Thick and creamy, this tastes just like everything you love about lasagna, but in an easy soup! A delicious mixture of sausage and bacon, rich marinara, garlic, onion, spices, and creamy cheeses come together in this comforting bowl. Top with basil and serve with crusty garlic bread and you have a perfect meal, that comes together quickly!
PrintLasagna Soup
- Total Time: 30-45 minutes
Description
A delicious mixture of sausage and bacon, rich marinara, garlic, onion, spices, and creamy cheeses come together in this comforting bowl
Ingredients
1 lb bacon, diced
1 onion, diced
1 lb spicy sausage
1 teaspoon fennel
1 teaspoon red pepper flakes
6 cloves garlic
2 teaspoons dried thyme
1 tablespoon dried basil
1 tablespoon dried oregano
(1) 28 oz crushed tomatoes
(2) 6 oz tomato paste
(1) 15 oz tomato sauce
½ c white wine
4 cups chicken broth
2 tablespoons brown sugar
1 cup heavy cream
1 cup mozzarella cheese, shredded
½ cup parmesan cheese, shredded
½ teaspoon white pepper
8 oz lasagna noodles, broken into pieces
Basil, chiffonade for serving
Instructions
In a large dutch oven, saute the bacon, until the fat is rendered out and the bacon is brown and crispy.

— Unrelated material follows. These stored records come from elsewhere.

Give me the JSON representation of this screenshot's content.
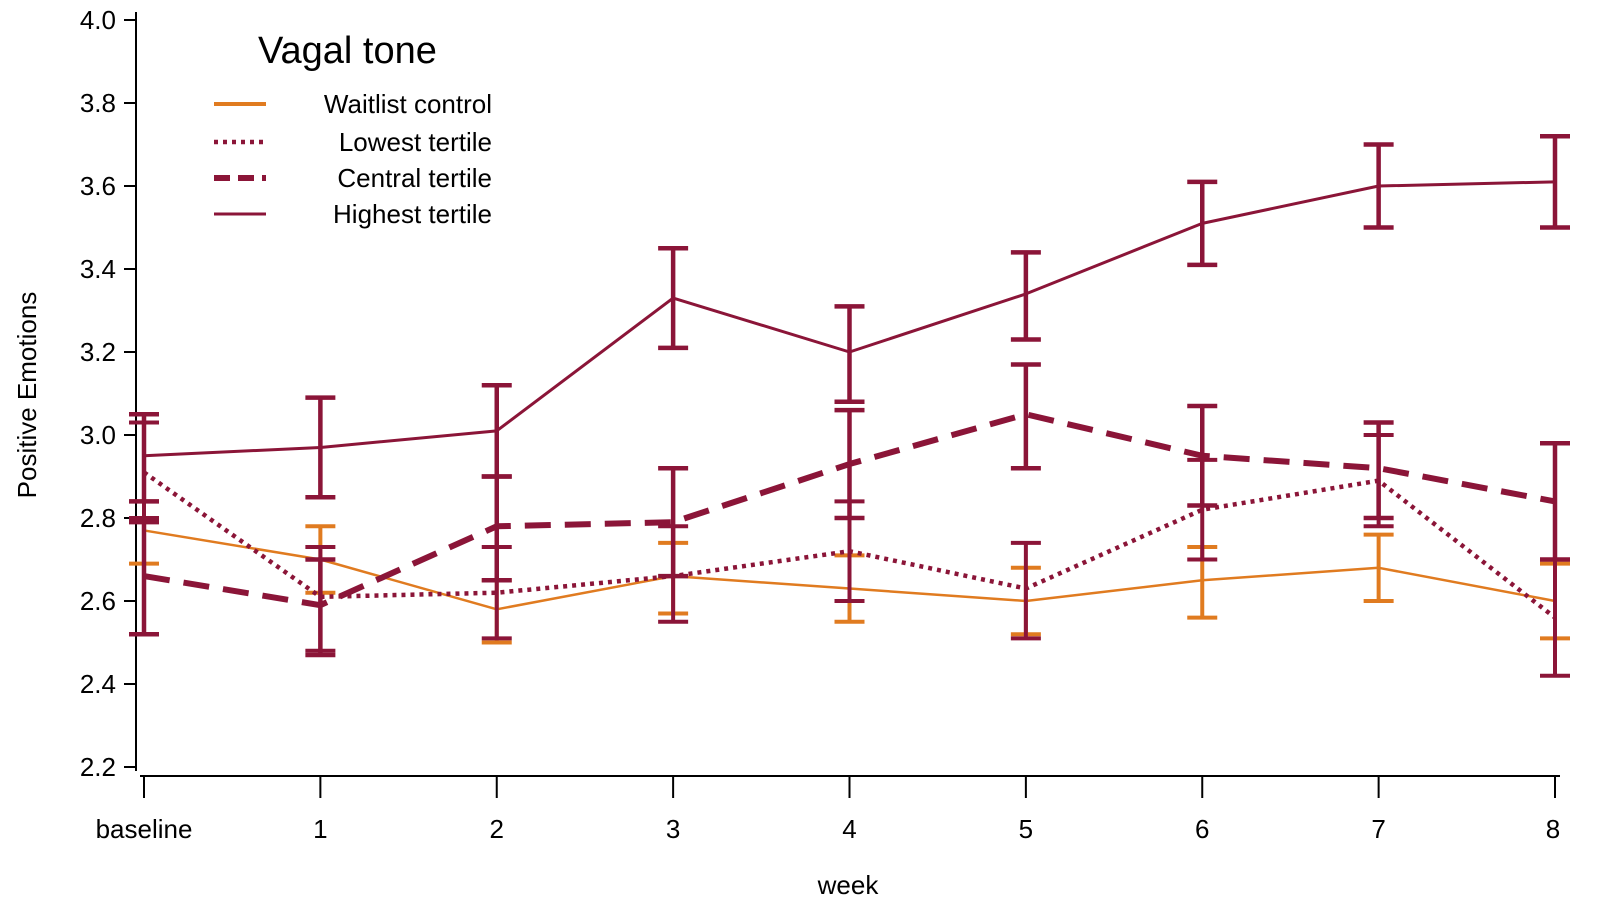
{
  "chart_data": {
    "type": "line",
    "title": "",
    "xlabel": "week",
    "ylabel": "Positive Emotions",
    "categories": [
      "baseline",
      "1",
      "2",
      "3",
      "4",
      "5",
      "6",
      "7",
      "8"
    ],
    "ylim": [
      2.2,
      4.0
    ],
    "yticks": [
      "2.2",
      "2.4",
      "2.6",
      "2.8",
      "3.0",
      "3.2",
      "3.4",
      "3.6",
      "3.8",
      "4.0"
    ],
    "grid": false,
    "legend": {
      "title": "Vagal tone",
      "position": "top-left"
    },
    "series": [
      {
        "name": "Waitlist control",
        "color": "#e07b20",
        "style": "solid-thin",
        "values": [
          2.77,
          2.7,
          2.58,
          2.66,
          2.63,
          2.6,
          2.65,
          2.68,
          2.6
        ],
        "err_low": [
          2.69,
          2.62,
          2.5,
          2.57,
          2.55,
          2.52,
          2.56,
          2.6,
          2.51
        ],
        "err_high": [
          2.84,
          2.78,
          2.65,
          2.74,
          2.71,
          2.68,
          2.73,
          2.76,
          2.69
        ]
      },
      {
        "name": "Lowest tertile",
        "color": "#8b1538",
        "style": "dotted",
        "values": [
          2.91,
          2.61,
          2.62,
          2.66,
          2.72,
          2.63,
          2.82,
          2.89,
          2.56
        ],
        "err_low": [
          2.8,
          2.48,
          2.51,
          2.55,
          2.6,
          2.51,
          2.7,
          2.78,
          2.42
        ],
        "err_high": [
          3.03,
          2.73,
          2.73,
          2.78,
          2.84,
          2.74,
          2.94,
          3.0,
          2.7
        ]
      },
      {
        "name": "Central tertile",
        "color": "#8b1538",
        "style": "dashed",
        "values": [
          2.66,
          2.59,
          2.78,
          2.79,
          2.93,
          3.05,
          2.95,
          2.92,
          2.84
        ],
        "err_low": [
          2.52,
          2.47,
          2.65,
          2.66,
          2.8,
          2.92,
          2.83,
          2.8,
          2.7
        ],
        "err_high": [
          2.79,
          2.7,
          2.9,
          2.92,
          3.06,
          3.17,
          3.07,
          3.03,
          2.98
        ]
      },
      {
        "name": "Highest tertile",
        "color": "#8b1538",
        "style": "solid",
        "values": [
          2.95,
          2.97,
          3.01,
          3.33,
          3.2,
          3.34,
          3.51,
          3.6,
          3.61
        ],
        "err_low": [
          2.84,
          2.85,
          2.9,
          3.21,
          3.08,
          3.23,
          3.41,
          3.5,
          3.5
        ],
        "err_high": [
          3.05,
          3.09,
          3.12,
          3.45,
          3.31,
          3.44,
          3.61,
          3.7,
          3.72
        ]
      }
    ]
  }
}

Drain, reserving 3 tablespoons of the fat, and set the bacon aside. To the bacon fat, add the diced onion and cook until soft and translucent. Add the spicy sausage and break it up with a wooden spoon. Continue to saute until it is browning and cooked through. Add the fennel and red pepper flakes and work them into the meat and onions. Add the garlic and saute until fragrant. Add the thyme, basil, and oregano, and work them into the meat mixture as well. Pour in the crushed tomatoes, tomato paste and tomato sauce and add in the cooked bacon. Bring to a simmer for 5-10 minutes letting the canned flavor cook out of the tomatoes. Add the white wine and chicken broth, bring to a simmer again, and cook for 10 minutes until thickened slightly. Add the brown sugar and heavy cream and heat through, about 8-10 minutes. Add the cheeses and white pepper and let the cheese melt into the soup. Meanwhile, in a large pot of well-salted water, cook the lasagna noodles according to the package directions. Undercook slightly, since they will continue cooking in the soup. Drain and add them into the soup, stirring so they combine. Serve, topped with fresh basil and additional parmesan cheese.
Notes
Start your water boiling early, so it’s ready when you are to drop your noodles in.